Il se tourna de nouveau et frappa la palissade de son front ; il se mit à sangloter. C’était la première fois, à la maison de force, que je voyais un homme pleurer. Je le consolai à grand’peine ; il me servit désormais avec encore plus de zèle, si c’est possible, il « m’observait » ; mais à des indices presque insaisissables, je pus deviner que son cœur ne me pardonnerait jamais mon reproche. Et cependant d’autres se moquaient de lui, le taquinaient chaque fois que l’occasion s’en présentait, l’insultaient même sans qu’il se fâchât ; au contraire, il vivait avec eux en bonne amitié. Oui, il est difficile de connaître un homme, même après l’avoir fréquenté de longues années.

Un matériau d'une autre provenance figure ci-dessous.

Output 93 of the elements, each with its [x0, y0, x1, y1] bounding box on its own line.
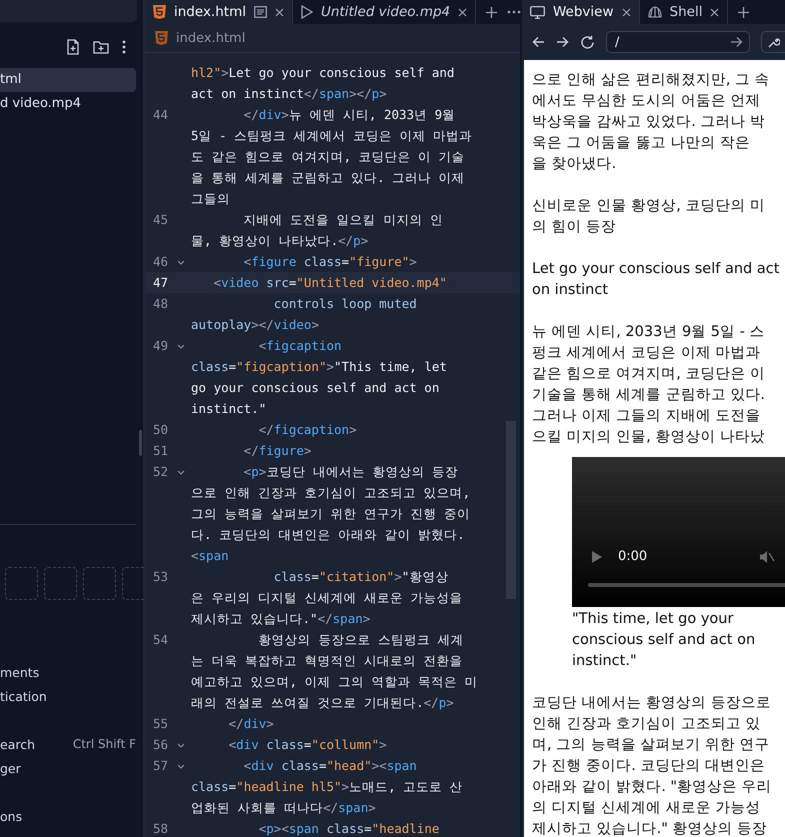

Voilà pourquoi la maison de force n’avait pas pour moi au premier abord la signification qu’elle devait prendre plus tard. Voilà pourquoi, malgré mon attention, je ne pouvais démêler beaucoup de faits qui me crevaient les yeux. Ceux qui me frappèrent tout d’abord étaient les plus saillants, mais mon point de vue étant faux, ils ne me laissaient qu’une impression lourde et désespérément triste. Ce qui contribua surtout à ce résultat, ce fut ma rencontre avec A—f, le détenu arrivé au bagne avant moi et qui m’avait si douloureusement étonné les premiers jours. Il empoisonna tout le début de ma réclusion et aggrava encore mes souffrances morales déjà si cruelles.